Carnivorous Plant Goes Vegetarian`
Wow, if they can why not me, was my first thought. My second thought was that my combat vegetarian grandson would really like knowing about this.
So the plant I’m talking about isn't the Venus flytrap but rather a pitcher plant. Pitcher plants usually use the scent of their sweet nectar to lure unsuspecting insects to their drowning (in the bottom of the pitcher) deaths where they are then consumed.

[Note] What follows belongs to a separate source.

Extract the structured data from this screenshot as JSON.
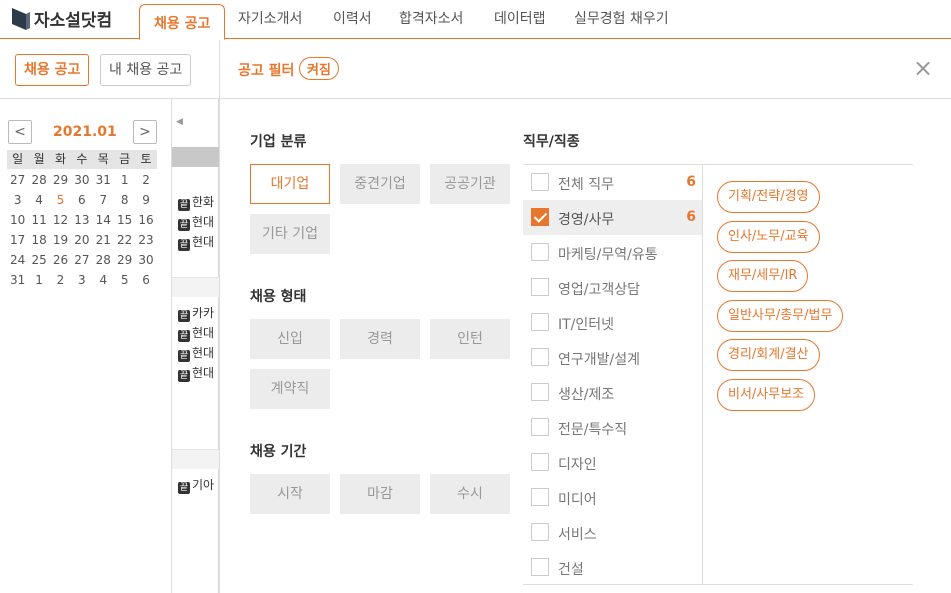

Pitcher plants grow predominately in nitrogen poor soils and thus get their nitrogen from the insects they trap and sustain themselves on…unless they are vegetarians and scientists have found that some are. In particular the pitcher plants in southeast Asia that are big enough to trap small mammals have gone vegetarian but those same small mammals contribute to their diet, just not in the way one would think when pondering carnivorous plant appetites. Upon observation (24 hour surveillance cameras) some of the giant pitchers do lure small mammals that in order to get the sweet nectar on the lid of the pitcher perch precariously on the pitcher’s rim. Instead of falling in they poop and their droppings plop in. This is the source of nitrogen the pitcher plants sustain themselves on. Other pitcher plants line the ground below the rainforest canopy catching leaf litter that decomposes in their pitchers providing even more vegetarian style nitrogen (than poop).